Her Majesty's address to the House of Lords will set out the agenda for the forthcoming session of Parliament. Here's what you need to know about the Queen's Speech and why the address from the monarch is so significant.
What is a Queen’s Speech?
The Queen’s Speech is part of the State Opening of Parliament which marks a new session of both the House of Commons and Lords.
The whole event is marked with the usual British sense of pomp and ceremony.
The speech traditionally sets out the objectives of the Government in the new session and outlines the main policies it will be pursuing.
Events get underway with a carriage procession from Buckingham Palace to Westminster.
The carriage is escorted by the Household Cavalry.
The Queen arrives at Sovereign's Entrance and proceeds to the Robing Room.
Wearing the Imperial State Crown and the Robe of State, she leads the Royal Procession through the Royal Gallery to the chamber of the House of Lords.
The Queen's Speech is delivered by the Queen from the throne in the House of Lords.
Although the Queen reads the Speech, it is written by the Government.
The tradition of the State Opening of Parliament and the delivery of the speech can be traced back to the 16th century.
The House of Lords official ‘Black Rod’ is sent to summon the Members of the House of Commons.
The doors to the Commons chamber are symbolically shut in his or her face – symbolising the independence from the monarchy.
Black Rod then strikes the door three times before it is opened.
MPs then follow Black Rod to the Lords where they stand at the ‘Bar’ to listen to the speech.
When the Queen has delivered her speech and left the House a new parliamentary session starts.

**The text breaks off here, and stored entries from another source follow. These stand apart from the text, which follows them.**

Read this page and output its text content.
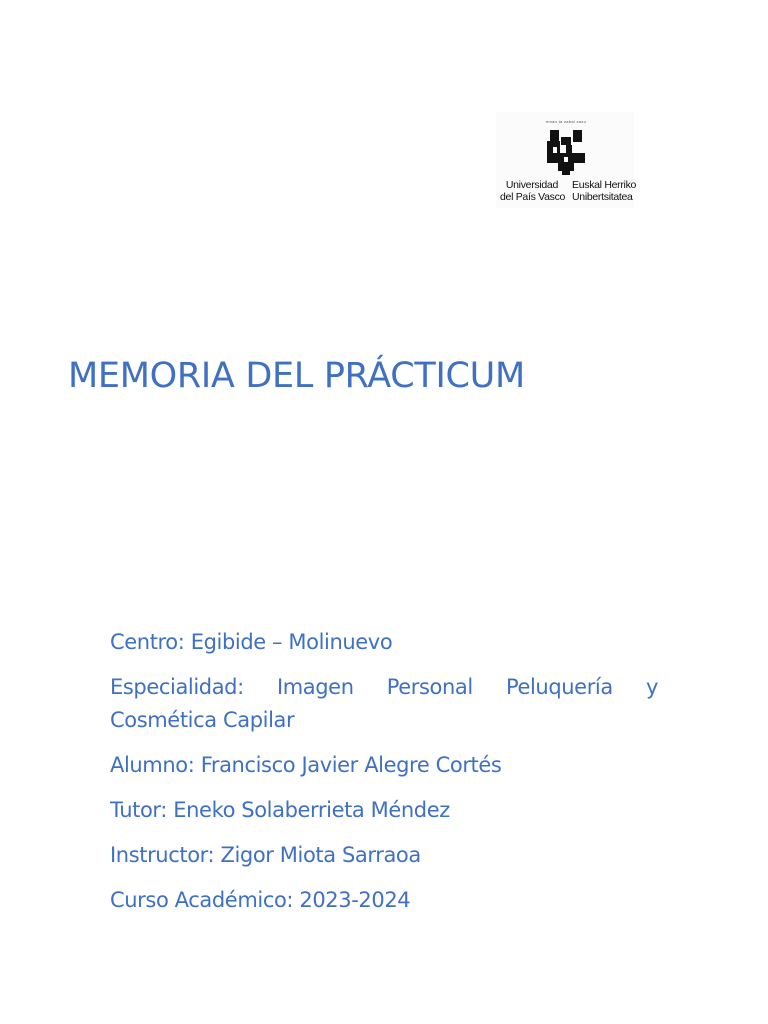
eman ta zabal zazu
Universidad
del País Vasco
Euskal Herriko
Unibertsitatea
MEMORIA DEL PRÁCTICUM

Centro: Egibide – Molinuevo

Especialidad: Imagen Personal Peluquería y Cosmética Capilar

Alumno: Francisco Javier Alegre Cortés

Tutor: Eneko Solaberrieta Méndez

Instructor: Zigor Miota Sarraoa

Curso Académico: 2023-2024
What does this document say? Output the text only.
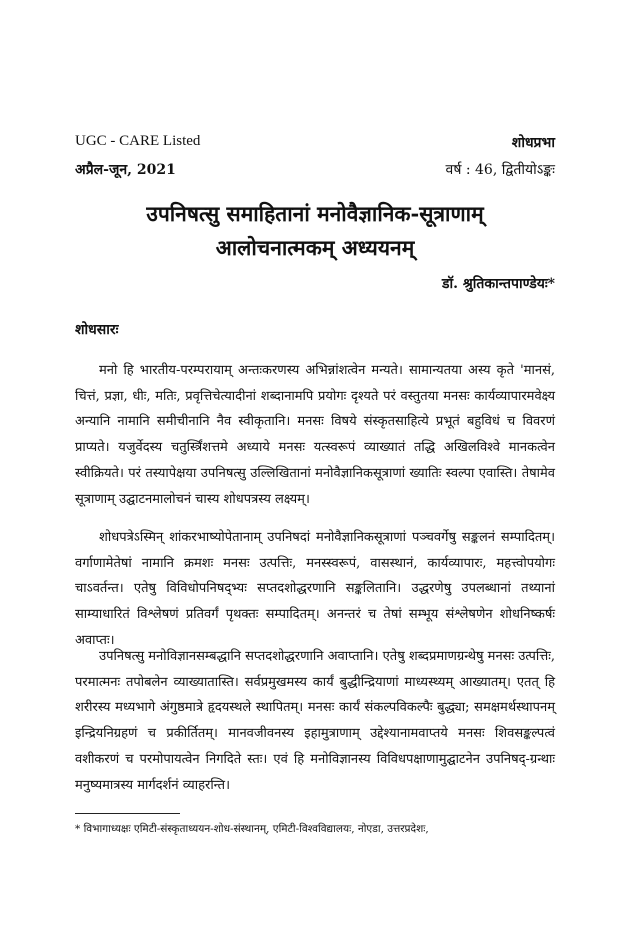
UGC - CARE Listed	शोधप्रभा
अप्रैल-जून, 2021	वर्ष : 46, द्वितीयोऽङ्कः
उपनिषत्सु समाहितानां मनोवैज्ञानिक-सूत्राणाम्
आलोचनात्मकम् अध्ययनम्
डॉ. श्रुतिकान्तपाण्डेयः*
शोधसारः

मनो हि भारतीय-परम्परायाम् अन्तःकरणस्य अभिन्नांशत्वेन मन्यते। सामान्यतया अस्य कृते 'मानसं, चित्तं, प्रज्ञा, धीः, मतिः, प्रवृत्तिचेत्यादीनां शब्दानामपि प्रयोगः दृश्यते परं वस्तुतया मनसः कार्यव्यापारमवेक्ष्य अन्यानि नामानि समीचीनानि नैव स्वीकृतानि। मनसः विषये संस्कृतसाहित्ये प्रभूतं बहुविधं च विवरणं प्राप्यते। यजुर्वेदस्य चतुर्स्त्रिंशत्तमे अध्याये मनसः यत्स्वरूपं व्याख्यातं तद्धि अखिलविश्वे मानकत्वेन स्वीक्रियते। परं तस्यापेक्षया उपनिषत्सु उल्लिखितानां मनोवैज्ञानिकसूत्राणां ख्यातिः स्वल्पा एवास्ति। तेषामेव सूत्राणाम् उद्घाटनमालोचनं चास्य शोधपत्रस्य लक्ष्यम्।

शोधपत्रेऽस्मिन् शांकरभाष्योपेतानाम् उपनिषदां मनोवैज्ञानिकसूत्राणां पञ्चवर्गेषु सङ्कलनं सम्पादितम्। वर्गाणामेतेषां नामानि क्रमशः मनसः उत्पत्तिः, मनस्स्वरूपं, वासस्थानं, कार्यव्यापारः, महत्त्वोपयोगः चाऽवर्तन्त। एतेषु विविधोपनिषद्भ्यः सप्तदशोद्धरणानि सङ्कलितानि। उद्धरणेषु उपलब्धानां तथ्यानां साम्याधारितं विश्लेषणं प्रतिवर्गं पृथक्तः सम्पादितम्। अनन्तरं च तेषां सम्भूय संश्लेषणेन शोधनिष्कर्षः अवाप्तः।

उपनिषत्सु मनोविज्ञानसम्बद्धानि सप्तदशोद्धरणानि अवाप्तानि। एतेषु शब्दप्रमाणग्रन्थेषु मनसः उत्पत्तिः, परमात्मनः तपोबलेन व्याख्यातास्ति। सर्वप्रमुखमस्य कार्यं बुद्धीन्द्रियाणां माध्यस्थ्यम् आख्यातम्। एतत् हि शरीरस्य मध्यभागे अंगुष्ठमात्रे हृदयस्थले स्थापितम्। मनसः कार्यं संकल्पविकल्पैः बुद्ध्या; समक्षमर्थस्थापनम् इन्द्रियनिग्रहणं च प्रकीर्तितम्। मानवजीवनस्य इहामुत्राणाम् उद्देश्यानामवाप्तये मनसः शिवसङ्कल्पत्वं वशीकरणं च परमोपायत्वेन निगदिते स्तः। एवं हि मनोविज्ञानस्य विविधपक्षाणामुद्घाटनेन उपनिषद्-ग्रन्थाः मनुष्यमात्रस्य मार्गदर्शनं व्याहरन्ति।

* विभागाध्यक्षः एमिटी-संस्कृताध्ययन-शोध-संस्थानम्, एमिटी-विश्वविद्यालयः, नोएडा, उत्तरप्रदेशः,
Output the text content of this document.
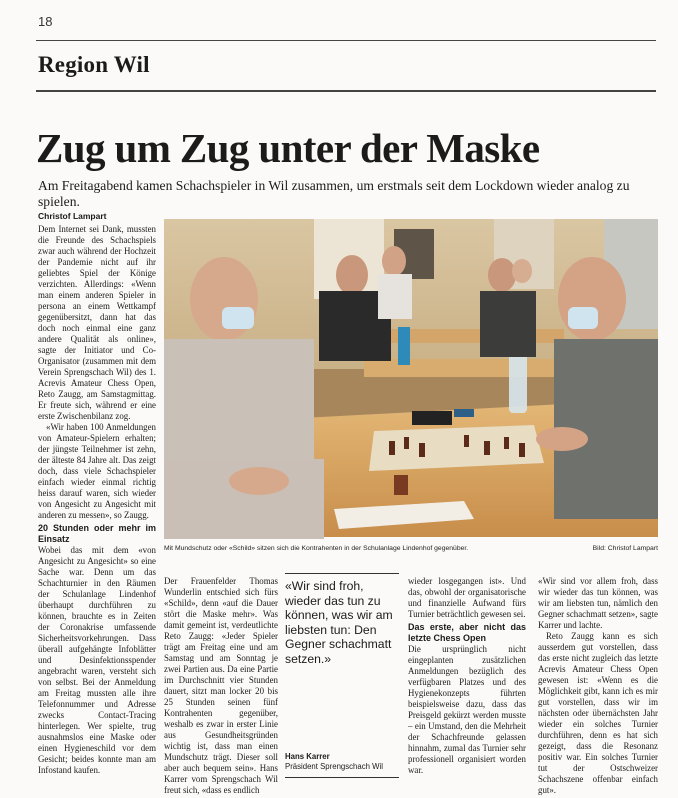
18
Region Wil
Zug um Zug unter der Maske
Am Freitagabend kamen Schachspieler in Wil zusammen, um erstmals seit dem Lockdown wieder analog zu spielen.
Christof Lampart

Dem Internet sei Dank, mussten die Freunde des Schachspiels zwar auch während der Hochzeit der Pandemie nicht auf ihr geliebtes Spiel der Könige verzichten. Allerdings: «Wenn man einem anderen Spieler in persona an einem Wettkampf gegenübersitzt, dann hat das doch noch einmal eine ganz andere Qualität als online», sagte der Initiator und Co-Organisator (zusammen mit dem Verein Sprengschach Wil) des 1. Acrevis Amateur Chess Open, Reto Zaugg, am Samstagmittag. Er freute sich, während er eine erste Zwischenbilanz zog.

«Wir haben 100 Anmeldungen von Amateur-Spielern erhalten; der jüngste Teilnehmer ist zehn, der älteste 84 Jahre alt. Das zeigt doch, dass viele Schachspieler einfach wieder einmal richtig heiss darauf waren, sich wieder von Angesicht zu Angesicht mit anderen zu messen», so Zaugg.

20 Stunden oder mehr im Einsatz

Wobei das mit dem «von Angesicht zu Angesicht» so eine Sache war. Denn um das Schachturnier in den Räumen der Schulanlage Lindenhof überhaupt durchführen zu können, brauchte es in Zeiten der Coronakrise umfassende Sicherheitsvorkehrungen. Dass überall aufgehängte Infoblätter und Desinfektionsspender angebracht waren, versteht sich von selbst. Bei der Anmeldung am Freitag mussten alle ihre Telefonnummer und Adresse zwecks Contact-Tracing hinterlegen. Wer spielte, trug ausnahmslos eine Maske oder einen Hygieneschild vor dem Gesicht; beides konnte man am Infostand kaufen.

Mit Mundschutz oder «Schild» sitzen sich die Kontrahenten in der Schulanlage Lindenhof gegenüber.	Bild: Christof Lampart

Der Frauenfelder Thomas Wunderlin entschied sich fürs «Schild», denn «auf die Dauer stört die Maske mehr». Was damit gemeint ist, verdeutlichte Reto Zaugg: «Jeder Spieler trägt am Freitag eine und am Samstag und am Sonntag je zwei Partien aus. Da eine Partie im Durchschnitt vier Stunden dauert, sitzt man locker 20 bis 25 Stunden seinen fünf Kontrahenten gegenüber, weshalb es zwar in erster Linie aus Gesundheitsgründen wichtig ist, dass man einen Mundschutz trägt. Dieser soll aber auch bequem sein». Hans Karrer vom Sprengschach Wil freut sich, «dass es endlich

«Wir sind froh, wieder das tun zu können, was wir am liebsten tun: Den Gegner schachmatt setzen.»
Hans Karrer
Präsident Sprengschach Wil

wieder losgegangen ist». Und das, obwohl der organisatorische und finanzielle Aufwand fürs Turnier beträchtlich gewesen sei.

Das erste, aber nicht das letzte Chess Open

Die ursprünglich nicht eingeplanten zusätzlichen Anmeldungen bezüglich des verfügbaren Platzes und des Hygienekonzepts führten beispielsweise dazu, dass das Preisgeld gekürzt werden musste – ein Umstand, den die Mehrheit der Schachfreunde gelassen hinnahm, zumal das Turnier sehr professionell organisiert worden war.

«Wir sind vor allem froh, dass wir wieder das tun können, was wir am liebsten tun, nämlich den Gegner schachmatt setzen», sagte Karrer und lachte.

Reto Zaugg kann es sich ausserdem gut vorstellen, dass das erste nicht zugleich das letzte Acrevis Amateur Chess Open gewesen ist: «Wenn es die Möglichkeit gibt, kann ich es mir gut vorstellen, dass wir im nächsten oder übernächsten Jahr wieder ein solches Turnier durchführen, denn es hat sich gezeigt, dass die Resonanz positiv war. Ein solches Turnier tut der Ostschweizer Schachszene offenbar einfach gut».
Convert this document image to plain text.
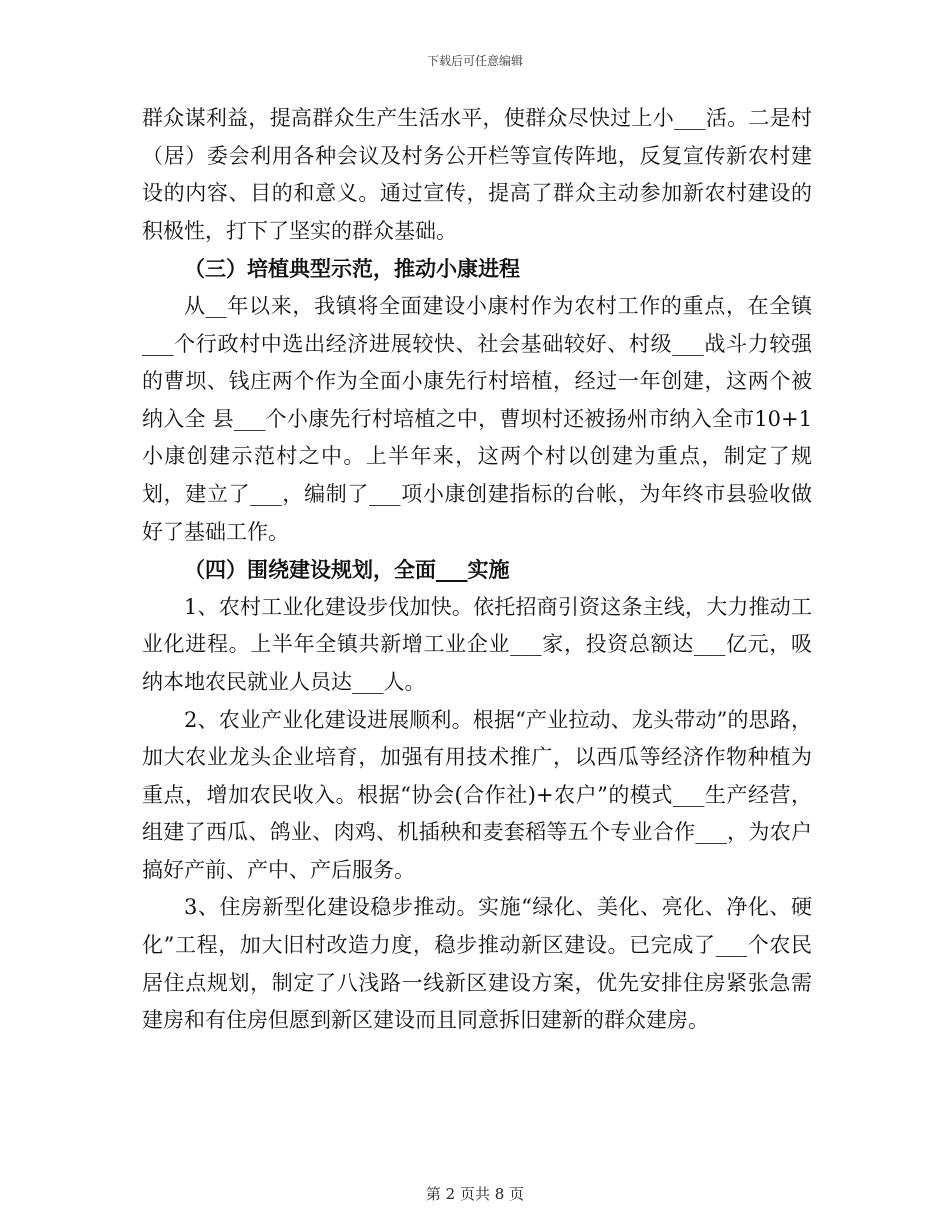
下载后可任意编辑

群众谋利益，提高群众生产生活水平，使群众尽快过上小___活。二是村（居）委会利用各种会议及村务公开栏等宣传阵地，反复宣传新农村建设的内容、目的和意义。通过宣传，提高了群众主动参加新农村建设的积极性，打下了坚实的群众基础。

（三）培植典型示范，推动小康进程

从__年以来，我镇将全面建设小康村作为农村工作的重点，在全镇___个行政村中选出经济进展较快、社会基础较好、村级___战斗力较强的曹坝、钱庄两个作为全面小康先行村培植，经过一年创建，这两个被纳入全 县___个小康先行村培植之中，曹坝村还被扬州市纳入全市10+1小康创建示范村之中。上半年来，这两个村以创建为重点，制定了规划，建立了___，编制了___项小康创建指标的台帐，为年终市县验收做好了基础工作。

（四）围绕建设规划，全面___实施

1、农村工业化建设步伐加快。依托招商引资这条主线，大力推动工业化进程。上半年全镇共新增工业企业___家，投资总额达___亿元，吸纳本地农民就业人员达___人。

2、农业产业化建设进展顺利。根据“产业拉动、龙头带动”的思路，加大农业龙头企业培育，加强有用技术推广，以西瓜等经济作物种植为重点，增加农民收入。根据“协会(合作社)+农户”的模式___生产经营，组建了西瓜、鸽业、肉鸡、机插秧和麦套稻等五个专业合作___，为农户搞好产前、产中、产后服务。

3、住房新型化建设稳步推动。实施“绿化、美化、亮化、净化、硬化”工程，加大旧村改造力度，稳步推动新区建设。已完成了___个农民居住点规划，制定了八浅路一线新区建设方案，优先安排住房紧张急需建房和有住房但愿到新区建设而且同意拆旧建新的群众建房。

第 2 页共 8 页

What the Queen is predicted to talk to about
- The government’s commitment to spend an extra £33.9bn a year on the NHS by 2023-24
- Easier visa systems for overseas medical staff to enter the UK after Brexit
- Another NHS bill to change the current hospital car parking charges
- Legislation aimed at tackled at unlawful use of drones in commercial airspace
- Setting out plans for full fibre and gigabit broadband coverage across the UK by 2025
How many Queen's Speeches are there in a year?
The Queen typically delivers a speech once a year to mark the start of the parliamentary year.
However, in 2019 there were two Queen's Speech within two months.
Boris Johnson dissolved parliament, which required a Queen's Speech to reopen it in October.
Then in December following the general election, the Queen was required to deliver another speech to re-open parliament as new MPs have been sworn in.
Why is the Queen's Speech important?
The Queen's Speech is used by the government to set out its key plans for the forthcoming parliamentary session and to set the agenda over the coming months.
The speech is made in the House of Lords.
There is no set time limit for the speech and times vary depending on the amount of legislation the Government wants to try to push through but it can be expected to last around ten minutes.
After the speech MPs reassemble in the Commons and begin debating what is referred to as the "Humble Address".
Two MPs will deliver brief speeches before the Prime Minister will "sell" what is in the Queen's Speech to the House.
The leader of the opposition then has a chance to respond before other members are brought in to discuss the issues.
The entire debate usually lasts around five days.
At the end of the debate a vote is taken, which is often seen as merely symbolic and it is rare for a Government to lose it.
However it is possible for a Government to be defeated over the Queen's Speech.
Prime Minister Boris Johnson could be facing that prospect due to the weak position of the Conservatives in the Commons.
Mr Johnson has already lost seven consecutive votes in the Commons since becoming Prime Minister.
If every opposition MPs voted against the government, it would lose by 45 votes.
That would add to the mounting pressure on him.
However it would not automatically trigger an early general election as the opposition could trigger a motion of no confidence, giving MPs a vote on the issue.
A general election could be called but at least two-thirds of MPs would have to support the idea.